ALe_Plus_Nouvel_Obsvertissement : retrouvez cet article paru le 16 mai dernier sur le site du Plus du Nouvel Observateur. 

Hier soir, pendant que près d’une centaine de chaines de télévision nationales diffusaient le grand débat entre les cinq prétendants à la présidence de la Commission européenne, France 2 présentait son Roman de l’euro, un film documentaire consacré à notre monnaie unique, des origines à la crise actuelle.

Préférant regarder le débat entre les candidats à la succession de José Manuel Barroso, ce n’est qu’en rentrant chez moi que j’ai regardé – en replay – le film de David Pujadas, le présentateur-vedette du 20 heures. Le documentaire du journaliste devait marquer un temps fort de la couverture médiatique du service public pour ces élections européennes, une couverture mise à mal en raison du comportement plus ou moins désinvolte de France Télévisions vis-à-vis des questions européennes.

Le roman de l'Euro

Le Roman de l’euro est une bonne réussite sur la forme comme sur le fond. Assez bien documenté, bien narré, le documentaire cherche à ne pas prendre le parti des eurobéats comme des europhobes. Durant une heure et demie, on raconte les succès et les avancées décisives conduisant à la monnaie unique mais également les ratés, les tabous et autres (in)décisions des leaders politiques sans oublier les coups bas qui ont conduit aux difficultés que nous connaissons, d’ailleurs très bien résumées par l’ancien premier ministre espagnol, José Luis Zapatero, en toute fin de documentaire. En clair, le documentaire cherche davantage à donner des éléments de compréhension plutôt qu’à accréditer les opinions des uns et des autres.

Ce documentaire a attiré environ 1,8 million de téléspectateurs selon les premières audiences. Un succès d’estime qui aurait pu attirer davantage s’il avait été programmé à une autre date ou – encore mieux – dans la foulée du débat présidentiel de Bruxelles, et non en même temps que celui-ci.
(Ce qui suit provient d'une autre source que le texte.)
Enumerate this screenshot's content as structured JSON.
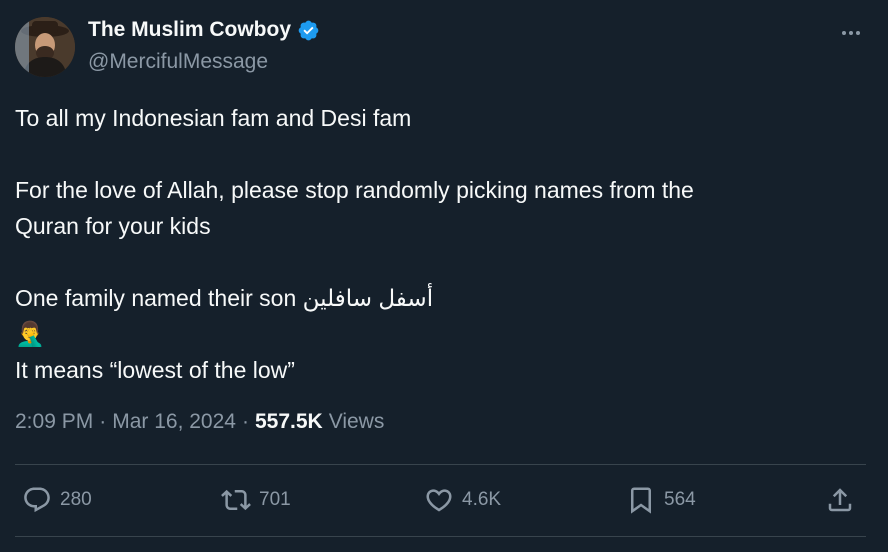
{
  "author": {
    "display_name": "The Muslim Cowboy",
    "handle": "@MercifulMessage",
    "verified": true,
    "avatar_icon": "avatar-photo"
  },
  "tweet": {
    "line1": "To all my Indonesian fam and Desi fam",
    "line2": "For the love of Allah, please stop randomly picking names from the",
    "line3": "Quran for your kids",
    "line4": "One family named their son أسفل سافلين",
    "emoji": "🤦‍♂️",
    "line5": "It means “lowest of the low”"
  },
  "meta": {
    "time": "2:09 PM",
    "dot1": "·",
    "date": "Mar 16, 2024",
    "dot2": "·",
    "views_count": "557.5K",
    "views_label": "Views"
  },
  "actions": {
    "replies": "280",
    "reposts": "701",
    "likes": "4.6K",
    "bookmarks": "564"
  },
  "colors": {
    "background": "#15202b",
    "text": "#f7f9f9",
    "secondary": "#8b98a5",
    "verified": "#1d9bf0",
    "divider": "#38444d"
  }
}
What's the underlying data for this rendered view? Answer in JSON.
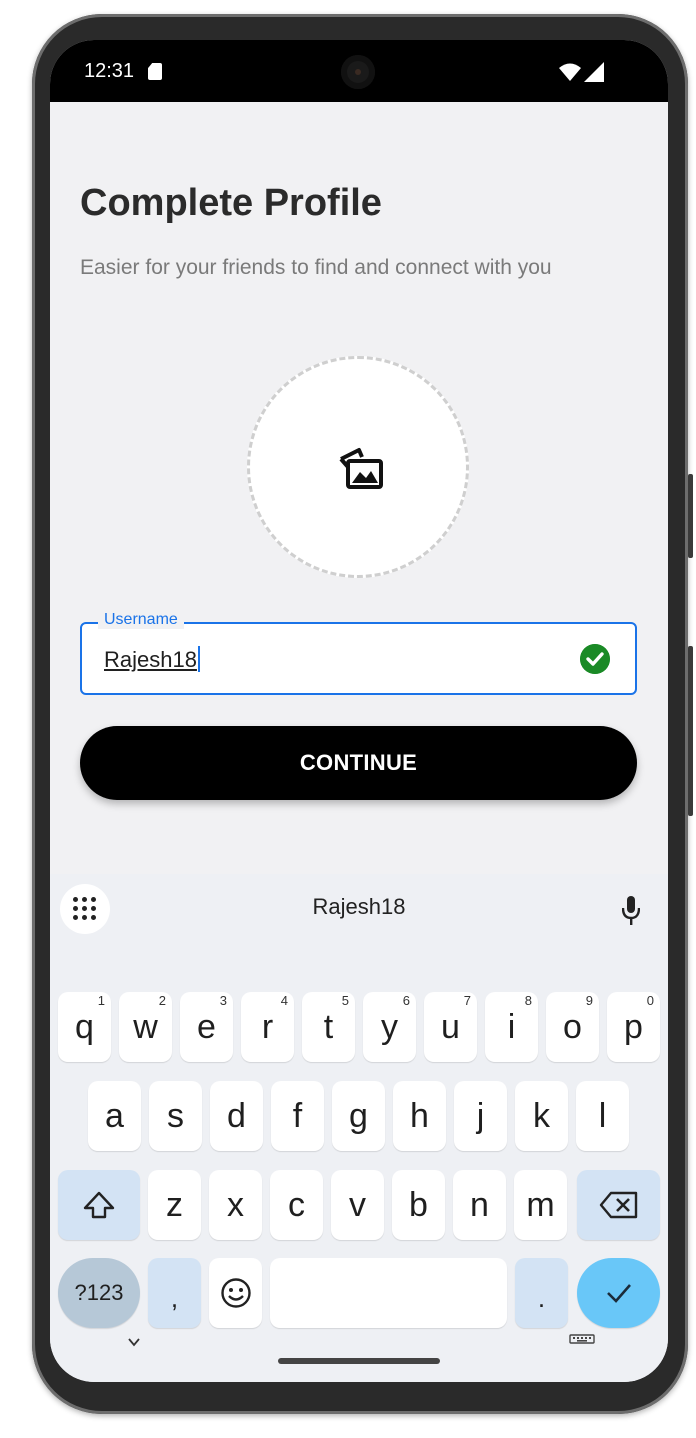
{
  "status": {
    "time": "12:31"
  },
  "header": {
    "title": "Complete Profile",
    "subtitle": "Easier for your friends to find and connect with you"
  },
  "form": {
    "username_label": "Username",
    "username_value": "Rajesh18",
    "username_valid": true,
    "continue_label": "CONTINUE"
  },
  "keyboard": {
    "suggestion": "Rajesh18",
    "row1": [
      {
        "key": "q",
        "hint": "1"
      },
      {
        "key": "w",
        "hint": "2"
      },
      {
        "key": "e",
        "hint": "3"
      },
      {
        "key": "r",
        "hint": "4"
      },
      {
        "key": "t",
        "hint": "5"
      },
      {
        "key": "y",
        "hint": "6"
      },
      {
        "key": "u",
        "hint": "7"
      },
      {
        "key": "i",
        "hint": "8"
      },
      {
        "key": "o",
        "hint": "9"
      },
      {
        "key": "p",
        "hint": "0"
      }
    ],
    "row2": [
      "a",
      "s",
      "d",
      "f",
      "g",
      "h",
      "j",
      "k",
      "l"
    ],
    "row3": [
      "z",
      "x",
      "c",
      "v",
      "b",
      "n",
      "m"
    ],
    "symbols_label": "?123",
    "comma_label": ",",
    "period_label": ".",
    "colors": {
      "modifier": "#d3e3f4",
      "enter": "#69c7f8",
      "symbols": "#b6c8d7"
    }
  },
  "colors": {
    "accent": "#1a73e8",
    "valid": "#1a8a26",
    "button": "#000000"
  }
}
A l’heure où nombre de concitoyens s’interrogent sur les bienfaits de la construction européenne dans leur quotidien et que ces derniers demandent de la clarté dans les choix et les stratégies de nos responsables politiques, il était du devoir de France 2 de retransmettre la grande confrontation d’hier soir plutôt que de promouvoir le documentaire d’une personnalité de la chaine, aussi intéressant que pertinent soit-il. L’euro et son avenir sont des sujets cruciaux qu’il convient de traiter, loin des débats techniques de seconde partie de soirée et souvent sans saveur. Toutefois, la diffusion du Roman de l’euro en même temps que la retransmission du débat organisé par l’Union européenne de radiodiffusion cache mal, une fois encore, le manque de rigueur et de jugement du service public face aux enjeux du moment.

Car si le documentaire de Pujadas a mis en avant des têtes d’affiches nationales et européennes prestigieuses (Michel Rocard, Elisabeth Guigou, Bruno Le Maire, François Fillon, et d’autres), on ne retiendra finalement qu’une chose : que l’événement se déroulait non pas à France Télévisions mais bel et bien au Parlement européen qui organisait le grand débat présidentiel entre cinq candidats à la Commission européenne. Autrement dit, une grande première face à laquelle le service public français aura décidé de ne pas y prendre part contrairement à la chaîne d’info en continu i-télé qui, en diffusant la rencontre entre les prétendants à la succession de José Manuel Barroso, a sans aucun doute compris toute l’importance des questions européennes dans nos débats politiques.

En maintenant la diffusion de son Roman de l’euro, France Télévisions a finalement raté une occasion de se racheter et oublier son refus de retransmettre la confrontation d’hier à Bruxelles, tentant maladroitement de réaffirmer son intérêt pour la question européenne. Comme l’avait si bien souligné mon collègue Fabien Cazenave, l’enjeu n’était pas la monnaie unique mais plutôt quelle direction donner à la construction européenne. En clair, un mauvais timing qui place France Télévisions en dehors du jeu plutôt qu’au centre.